= Softwarp =

Software Technique

Softwarp is a software technique to warp an image so that it can be projected on a curved screen. This can be done in real time by inserting the softwarp as a last step in the rendering cycle. The problem is to know how the image should be warped to look correct on the curved screen. There are several techniques to auto calibrate the warping by projecting a pattern and using cameras and/or sensors. The information from the sensors is sent to the software so that it can analyze the data and calculate the curvature of the projection screen.

== Usage ==

The softwarp can be used to project virtual views on curved walls and domes. These are usually used in vehicle simulators, for instance boat-, car- and airplane simulators.
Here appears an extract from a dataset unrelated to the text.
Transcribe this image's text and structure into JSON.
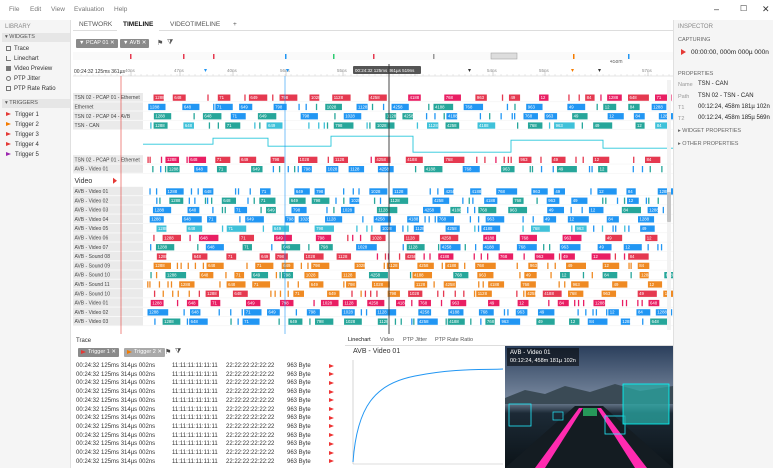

To make it possible to cover a dome with a 360 degree view you need to use several projectors. A problem with using several projectors on the same screen is that the edges between the projected images get about twice the amount of light. This is solved by using a technique called edge blending. With this technique a “filter” is inserted on the edge that fades the image from 100% light strength (luminance) to 0% (the lowest luminance depends on the contrast ratio of the projector).

== History ==

The first warping technologies used a hardware image processing unit to warp the image. This processing unit was inserted between the graphics card and the projector. The problem with this technique is that it depends on the type of signal and the quality of the signal from the graphics card to warp it correctly. The process unit also needs several lines of image information before it can start sending out the warped image. This adds a latency to the display system that could be a problem in simulators that need fast response time, for instance fighter jet simulators. Softwarping eliminates the latency.